Dr. Başak: İkisi de takımlarınıza inancınızı ve güveninizi vurguluyor. Peki sen şimdi iç seslerini tekrar gözden geçir. Takımına yaptığın gibi, kendini desteklemek için neler söylerdin?
Danışan: Aklıma komik bir tane geldi. Daha doğrusu maçlardan uyarladım: Sınavda coşacaksın, puanları toplayacaksın, sen şampiyon olacaksın, sana inanmayan yoktur! Bütün sene çalıştın, elinden geleni yaptın, hedefine ulaşacaksın, haydi göster kendini!
Dr. Başak: Bu da harika oldu. Bunu söylediğinde ne hissediyorsun?
Danışan: Çok süper! Ben yarın maça kadar, pardon sınava kadar bunu söyleyeyim en iyisi. Şarkı gibi ağzımdan düşürmem artık.
Dr. Başak: Unutma, nasıl düşünürsen öyle hissedersin. Bu hayat boyunca hatırlaman gereken bir bilgi olsun. Bir öğretmenim bana şu hikayeyi anlatmıştı: Kurbağalar arasında direğe çıkma yarışı varmış. Direğin en tepesine çıkan yarışı kazanacakmış. Kurbağalar aralarında konuşmaya başlamışlar. “Bu direğe çıkmak çok zor”, “Buradan düşmeden çıkmak imkansız” gibi kaygı dolu düşüncelerini birbirleriyle paylaşmışlar. Bu arada yarış başlamış. Bu sefer, seyirciler “Oraya çıkmak imkansızdır” diye aralarında konuşuyormuş. Kısa bir süre sonra tam da seyircilerin söylediği gibi kurbağalar teker teker düşmeye başlamış, düşmeyenler de korkudan yarı yolda yarışı bırakmış. Sadece bir tanesi büyük bir gayret ile direğin tepesine çıkmayı başarmış. Yarışmacılardan biri dayanamamış sormuş: “Hiçbirimizin başaramadığını sen nasıl başardın?” Kurbağa cevap vermemiş. Bir daha sormuşlar, yine yanıt yok. Başarılı kurbağa eliyle kulağını işaret etmiş, meğer kurbağa sağırmış ve konuşulanların hiçbirini duymamış.
Danışan: Çok güzel bir hikayeymiş. Anladım, ben de kendi içimdeki bu olumsuz seslere kulağımı tıkamalıyım.

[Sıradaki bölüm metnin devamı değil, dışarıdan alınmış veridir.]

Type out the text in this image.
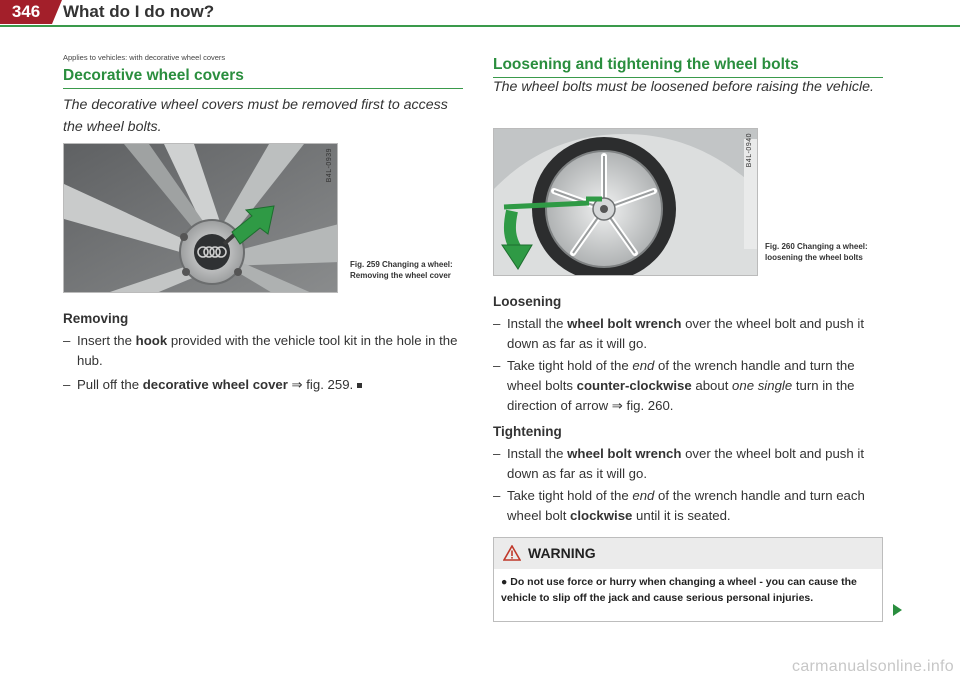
346	What do I do now?
Applies to vehicles: with decorative wheel covers
Decorative wheel covers
The decorative wheel covers must be removed first to access the wheel bolts.
B4L-0939
Fig. 259 Changing a wheel: Removing the wheel cover
Removing
– Insert the hook provided with the vehicle tool kit in the hole in the hub.
– Pull off the decorative wheel cover ⇒ fig. 259.
Loosening and tightening the wheel bolts
The wheel bolts must be loosened before raising the vehicle.
B4L-0940
Fig. 260 Changing a wheel: loosening the wheel bolts
Loosening
– Install the wheel bolt wrench over the wheel bolt and push it down as far as it will go.
– Take tight hold of the end of the wrench handle and turn the wheel bolts counter-clockwise about one single turn in the direction of arrow ⇒ fig. 260.
Tightening
– Install the wheel bolt wrench over the wheel bolt and push it down as far as it will go.
– Take tight hold of the end of the wrench handle and turn each wheel bolt clockwise until it is seated.
WARNING
● Do not use force or hurry when changing a wheel - you can cause the vehicle to slip off the jack and cause serious personal injuries.
carmanualsonline.info
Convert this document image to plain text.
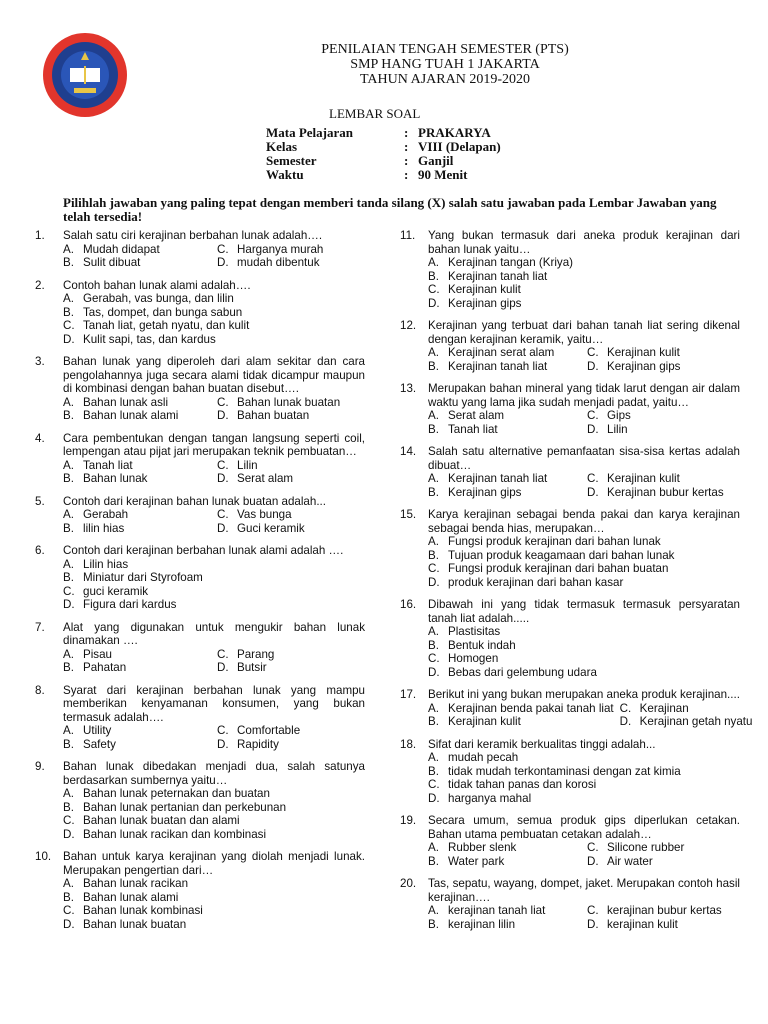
PENILAIAN TENGAH SEMESTER (PTS)
SMP HANG TUAH 1 JAKARTA
TAHUN AJARAN 2019-2020
LEMBAR SOAL
Mata Pelajaran	: PRAKARYA
Kelas	: VIII (Delapan)
Semester	: Ganjil
Waktu	: 90 Menit
Pilihlah jawaban yang paling tepat dengan memberi tanda silang (X) salah satu jawaban pada Lembar Jawaban yang telah tersedia!
1. Salah satu ciri kerajinan berbahan lunak adalah….
A. Mudah didapat	C. Harganya murah
B. Sulit dibuat	D. mudah dibentuk
2. Contoh bahan lunak alami adalah….
A. Gerabah, vas bunga, dan lilin
B. Tas, dompet, dan bunga sabun
C. Tanah liat, getah nyatu, dan kulit
D. Kulit sapi, tas, dan kardus
3. Bahan lunak yang diperoleh dari alam sekitar dan cara pengolahannya juga secara alami tidak dicampur maupun di kombinasi dengan bahan buatan disebut….
A. Bahan lunak asli	C. Bahan lunak buatan
B. Bahan lunak alami	D. Bahan buatan
4. Cara pembentukan dengan tangan langsung seperti coil, lempengan atau pijat jari merupakan teknik pembuatan…
A. Tanah liat	C. Lilin
B. Bahan lunak	D. Serat alam
5. Contoh dari kerajinan bahan lunak buatan adalah...
A. Gerabah	C. Vas bunga
B. lilin hias	D. Guci keramik
6. Contoh dari kerajinan berbahan lunak alami adalah ….
A. Lilin hias
B. Miniatur dari Styrofoam
C. guci keramik
D. Figura dari kardus
7. Alat yang digunakan untuk mengukir bahan lunak dinamakan ….
A. Pisau	C. Parang
B. Pahatan	D. Butsir
8. Syarat dari kerajinan berbahan lunak yang mampu memberikan kenyamanan konsumen, yang bukan termasuk adalah….
A. Utility	C. Comfortable
B. Safety	D. Rapidity
9. Bahan lunak dibedakan menjadi dua, salah satunya berdasarkan sumbernya yaitu…
A. Bahan lunak peternakan dan buatan
B. Bahan lunak pertanian dan perkebunan
C. Bahan lunak buatan dan alami
D. Bahan lunak racikan dan kombinasi
10. Bahan untuk karya kerajinan yang diolah menjadi lunak. Merupakan pengertian dari…
A. Bahan lunak racikan
B. Bahan lunak alami
C. Bahan lunak kombinasi
D. Bahan lunak buatan
11. Yang bukan termasuk dari aneka produk kerajinan dari bahan lunak yaitu…
A. Kerajinan tangan (Kriya)
B. Kerajinan tanah liat
C. Kerajinan kulit
D. Kerajinan gips
12. Kerajinan yang terbuat dari bahan tanah liat sering dikenal dengan kerajinan keramik, yaitu…
A. Kerajinan serat alam	C. Kerajinan kulit
B. Kerajinan tanah liat	D. Kerajinan gips
13. Merupakan bahan mineral yang tidak larut dengan air dalam waktu yang lama jika sudah menjadi padat, yaitu…
A. Serat alam	C. Gips
B. Tanah liat	D. Lilin
14. Salah satu alternative pemanfaatan sisa-sisa kertas adalah dibuat…
A. Kerajinan tanah liat	C. Kerajinan kulit
B. Kerajinan gips	D. Kerajinan bubur kertas
15. Karya kerajinan sebagai benda pakai dan karya kerajinan sebagai benda hias, merupakan…
A. Fungsi produk kerajinan dari bahan lunak
B. Tujuan produk keagamaan dari bahan lunak
C. Fungsi produk kerajinan dari bahan buatan
D. produk kerajinan dari bahan kasar
16. Dibawah ini yang tidak termasuk termasuk persyaratan tanah liat adalah.....
A. Plastisitas
B. Bentuk indah
C. Homogen
D. Bebas dari gelembung udara
17. Berikut ini yang bukan merupakan aneka produk kerajinan....
A. Kerajinan benda pakai tanah liat C. Kerajinan
B. Kerajinan kulit	D. Kerajinan getah nyatu
18. Sifat dari keramik berkualitas tinggi adalah...
A. mudah pecah
B. tidak mudah terkontaminasi dengan zat kimia
C. tidak tahan panas dan korosi
D. harganya mahal
19. Secara umum, semua produk gips diperlukan cetakan. Bahan utama pembuatan cetakan adalah…
A. Rubber slenk	C. Silicone rubber
B. Water park	D. Air water
20. Tas, sepatu, wayang, dompet, jaket. Merupakan contoh hasil kerajinan….
A. kerajinan tanah liat	C. kerajinan bubur kertas
B. kerajinan lilin	D. kerajinan kulit
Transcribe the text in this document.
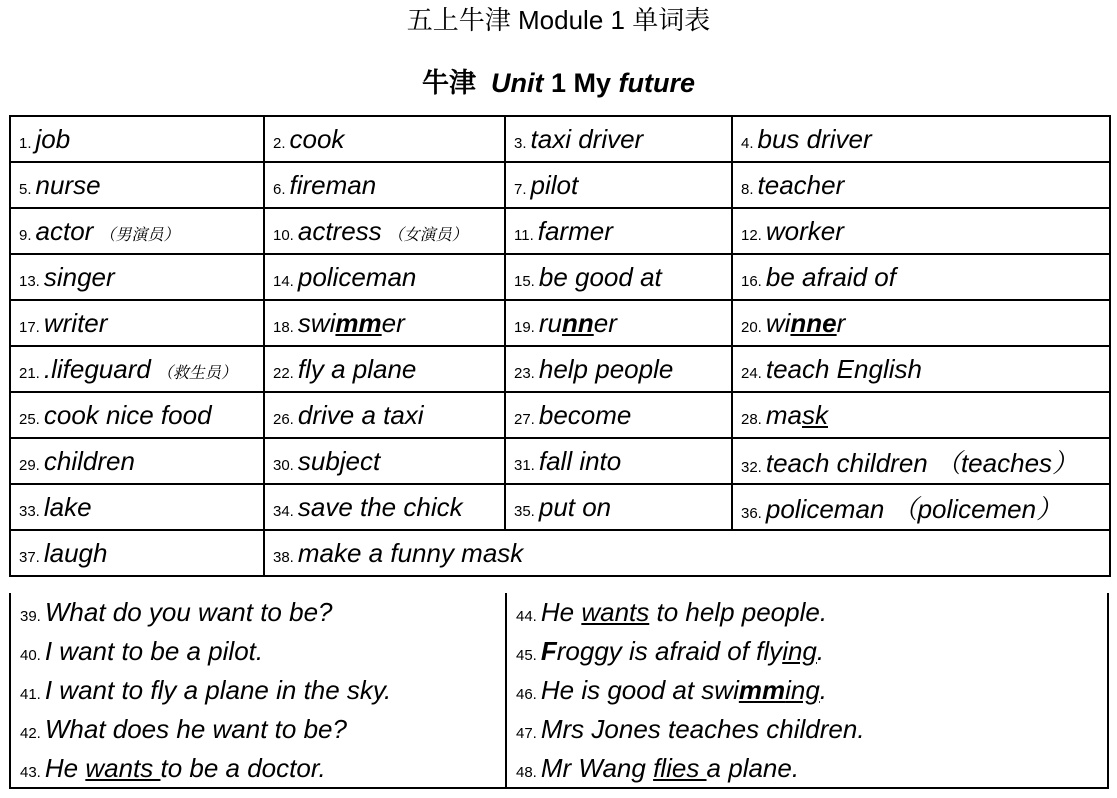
五上牛津 Module 1 单词表
牛津 Unit 1 My future
1. job	2. cook	3. taxi driver	4. bus driver
5. nurse	6. fireman	7. pilot	8. teacher
9. actor （男演员）	10. actress （女演员）	11. farmer	12. worker
13. singer	14. policeman	15. be good at	16. be afraid of
17. writer	18. swimmer	19. runner	20. winner
21. .lifeguard （救生员）	22. fly a plane	23. help people	24. teach English
25. cook nice food	26. drive a taxi	27. become	28. mask
29. children	30. subject	31. fall into	32. teach children （teaches）
33. lake	34. save the chick	35. put on	36. policeman （policemen）
37. laugh	38. make a funny mask		
39. What do you want to be?
40. I want to be a pilot.
41. I want to fly a plane in the sky.
42. What does he want to be?
43. He wants to be a doctor.
44. He wants to help people.
45. Froggy is afraid of flying.
46. He is good at swimming.
47. Mrs Jones teaches children.
48. Mr Wang flies a plane.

Her zaman olumsuz iç seslere kulak tıkayın
- Dr. Başak: Sadece yarınki sınavda değil, hayatının tüm sınavlarında iç seslerin seni olumsuz etkilemeye başladığında, gerçek olmayan düşünceler aklına üşüştüğünde yapman gereken tek şey var; olumsuz iç seslerine kulağını tıkamak ve onları kendine güvendiğini, kendine inandığını hatırlatan olumlu düşüncelerle değiştirmek. “Sınavda başarılı olamazsam mahvolurum” düşüncesi yerine ne diyebilirsin?
Danışan: Sınavda elimden geleni yapacağım. Başarılı da olabilirim başarısız da, bunu şimdiden bilemem. Başarılı olursam çok sevinirim. Eğer başarılı olamazsam bu dünyanın sonu değil. Bir takım şampiyon olmayınca futbolu bırakmıyor veya bir tenisçi bu sene kazanamayınca tenisi bırakmıyor. Ben de pes etmeyeceğim. Çünkü hayatta başarıyı yakalamak için önüme daha birçok şans çıkacak.
- Dr. Başak: Seni şimdiden çok tebrik ediyorum. Hayatında başarının sadece bu sınav sonucuna bağlı olmayacağını düşünüyorsun. Başarılı olmak için her gün yeni bir şansın var. Tuttuğun takım yenildiğinde nasıl ondan vazgeçmiyorsan, kendinden de vazgeçme. Yarın benim kızım da sınava girecek. Kızıma, onun arkadaşlarına, sana ve yarın sınava girecek tüm gençlere bol şans diliyorum. Kendinize güvenin ve kendinizden vazgeçmeyin!